Solve the following equation:(𝑥−2)2+(𝑥+1)2=(𝑥+4)2𝑥= 7

The equation you provided seems to be a bit confusing. However, I'll try to solve the equation (𝑥−2)²+(𝑥+1)²=(𝑥+4)² and then we can equate x to 7.

Step 1: Expand the squares in the equation:

(𝑥² - 4x + 4) + (𝑥² + 2x + 1) = (𝑥² + 8x + 16)

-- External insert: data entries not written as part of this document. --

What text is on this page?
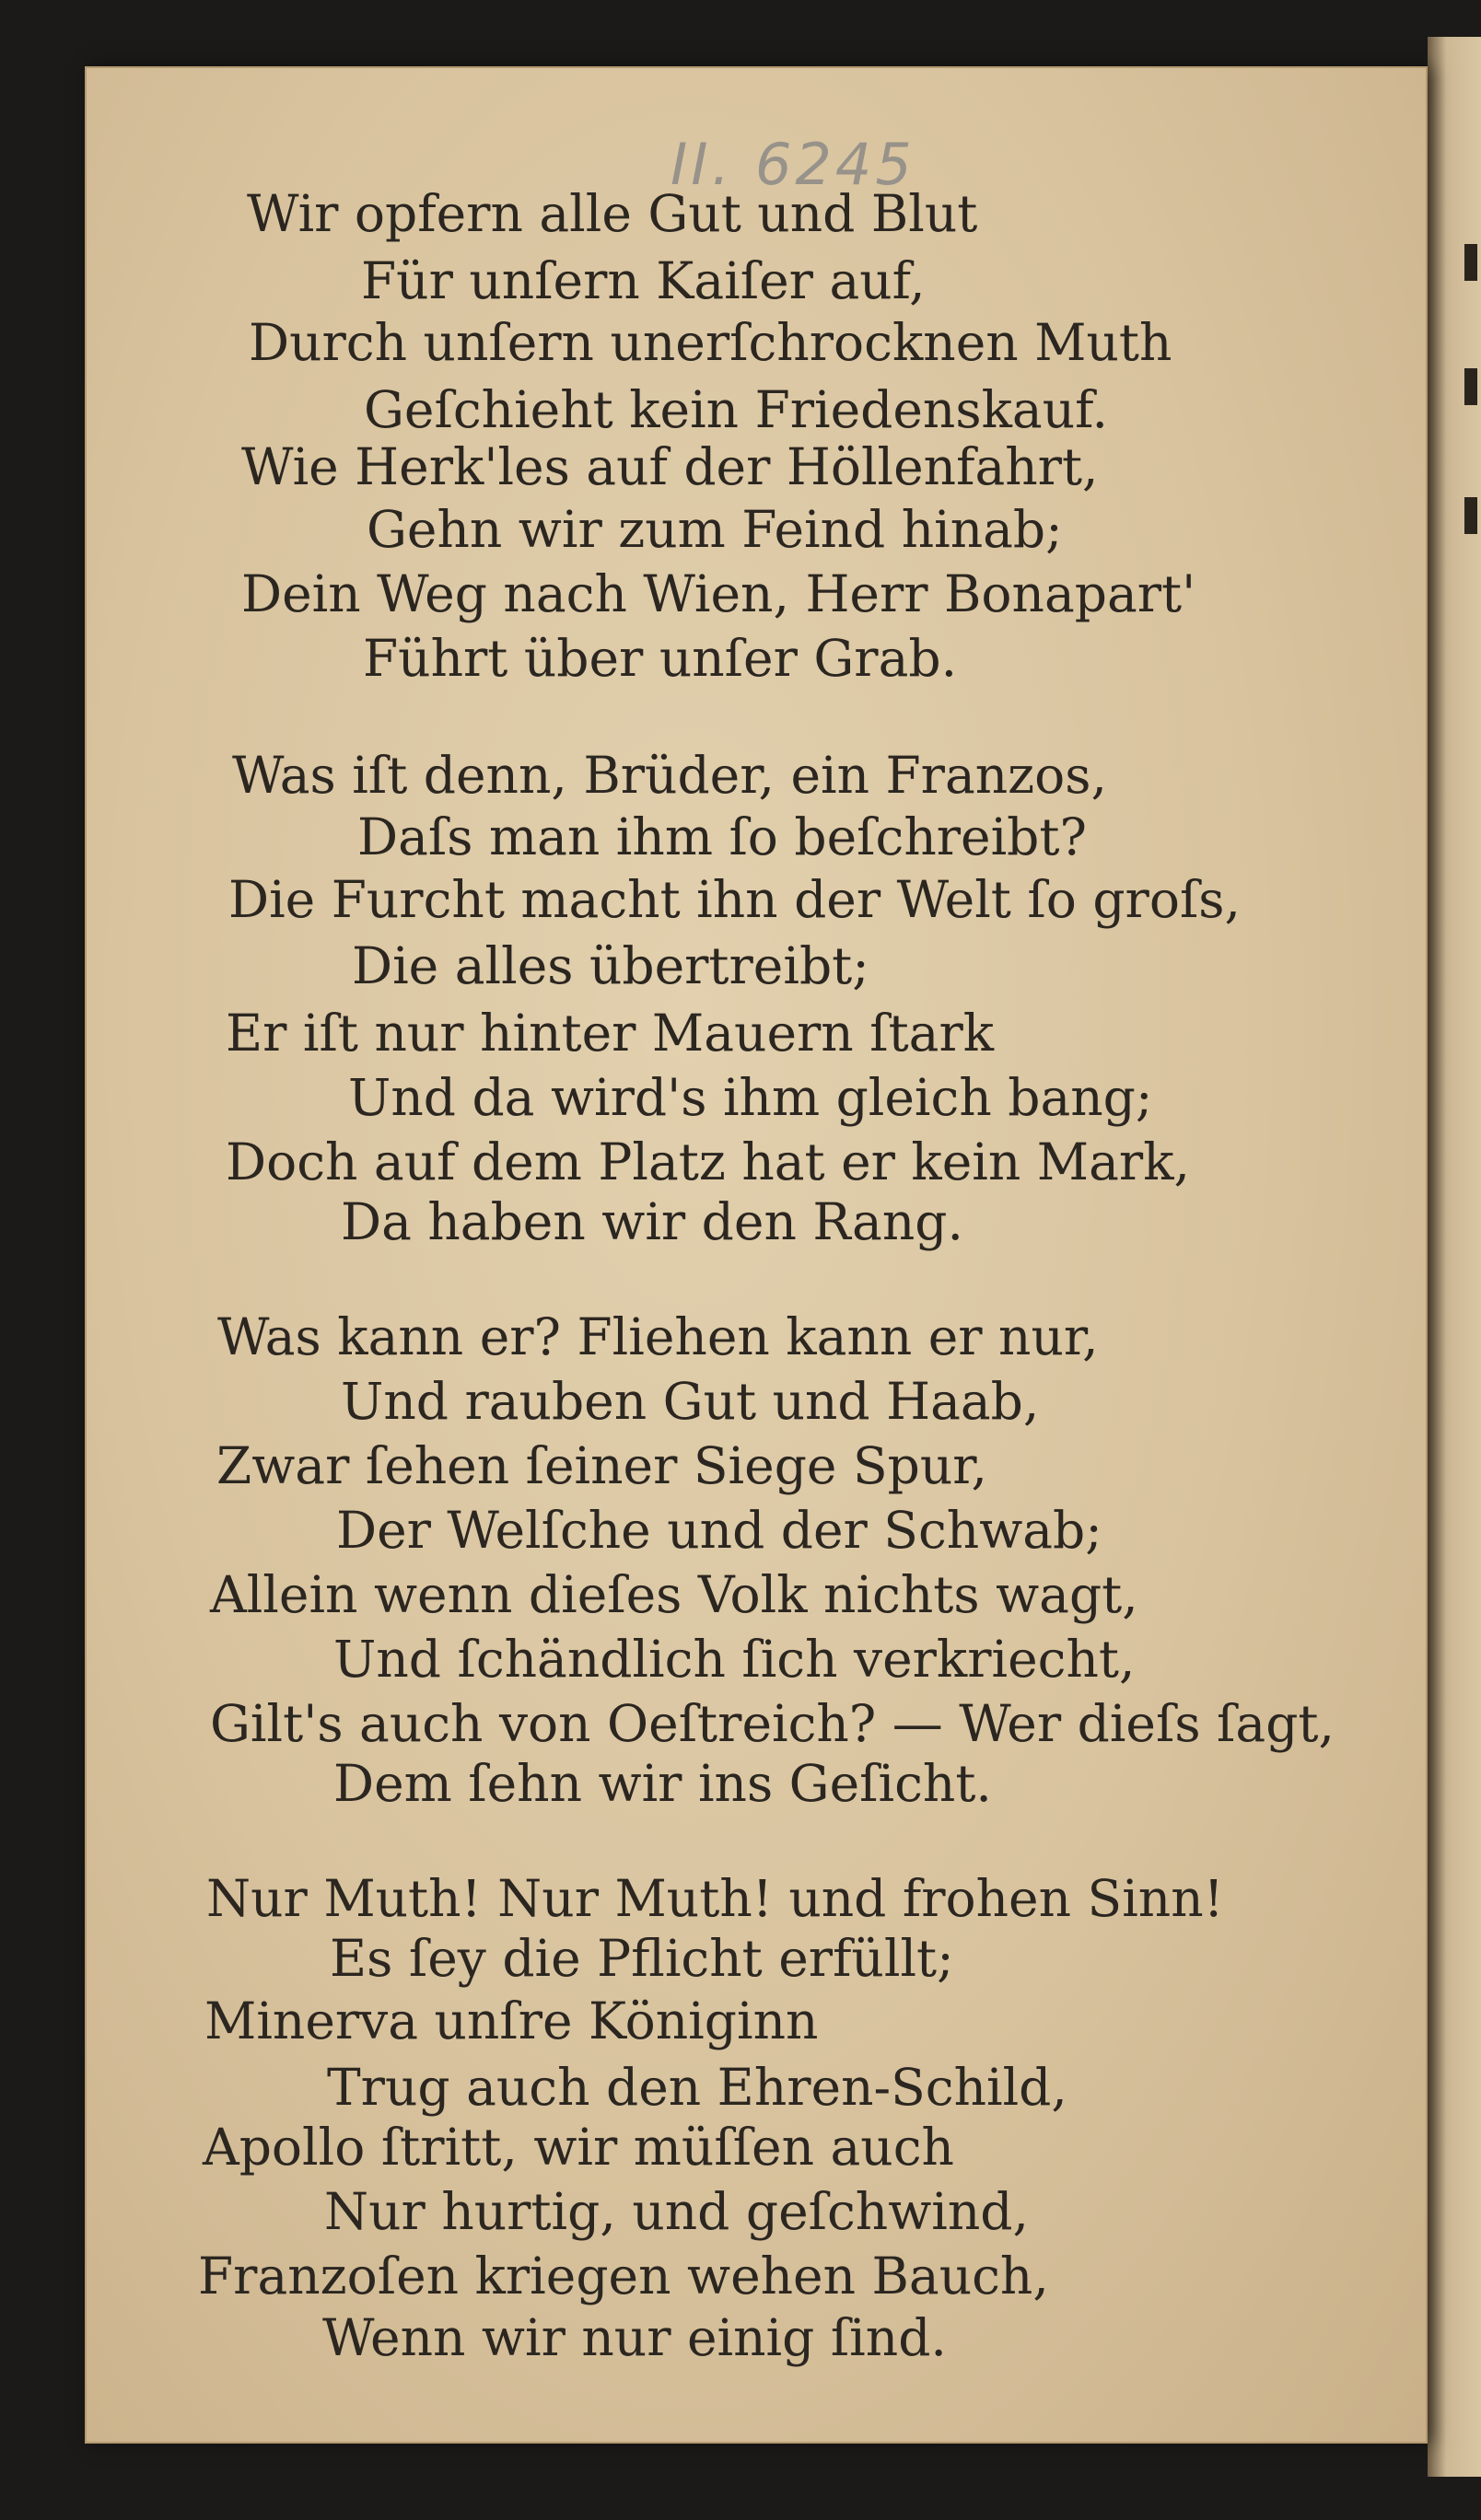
II. 6245
Wir opfern alle Gut und Blut
Für unſern Kaiſer auf,
Durch unſern unerſchrocknen Muth
Geſchieht kein Friedenskauf.
Wie Herk'les auf der Höllenfahrt,
Gehn wir zum Feind hinab;
Dein Weg nach Wien, Herr Bonapart'
Führt über unſer Grab.
Was iſt denn, Brüder, ein Franzos,
Daſs man ihm ſo beſchreibt?
Die Furcht macht ihn der Welt ſo groſs,
Die alles übertreibt;
Er iſt nur hinter Mauern ſtark
Und da wird's ihm gleich bang;
Doch auf dem Platz hat er kein Mark,
Da haben wir den Rang.
Was kann er? Fliehen kann er nur,
Und rauben Gut und Haab,
Zwar ſehen ſeiner Siege Spur,
Der Welſche und der Schwab;
Allein wenn dieſes Volk nichts wagt,
Und ſchändlich ſich verkriecht,
Gilt's auch von Oeſtreich? — Wer dieſs ſagt,
Dem ſehn wir ins Geſicht.
Nur Muth! Nur Muth! und frohen Sinn!
Es ſey die Pflicht erfüllt;
Minerva unſre Königinn
Trug auch den Ehren-Schild,
Apollo ſtritt, wir müſſen auch
Nur hurtig, und geſchwind,
Franzoſen kriegen wehen Bauch,
Wenn wir nur einig ſind.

Step 2: Combine like terms:

2𝑥² - 2x + 5 = 𝑥² + 8x + 16

Step 3: Subtract 𝑥², 8x, and 16 from both sides to set the equation to zero:

𝑥² - 10x - 11 = 0

Step 4: Factor the quadratic equation:

(𝑥 - 11)(𝑥 + 1) = 0

Step 5: Set each factor equal to zero and solve for 𝑥:

𝑥 - 11 = 0 => 𝑥 = 11

𝑥 + 1 = 0 => 𝑥 = -1

So, the solutions to the equation (𝑥−2)²+(𝑥+1)²=(𝑥+4)² are 𝑥 = 11 and 𝑥 = -1.

If you want to solve for 𝑥 = 7, you can substitute 𝑥 = 7 into the original equation to check if it is a valid solution.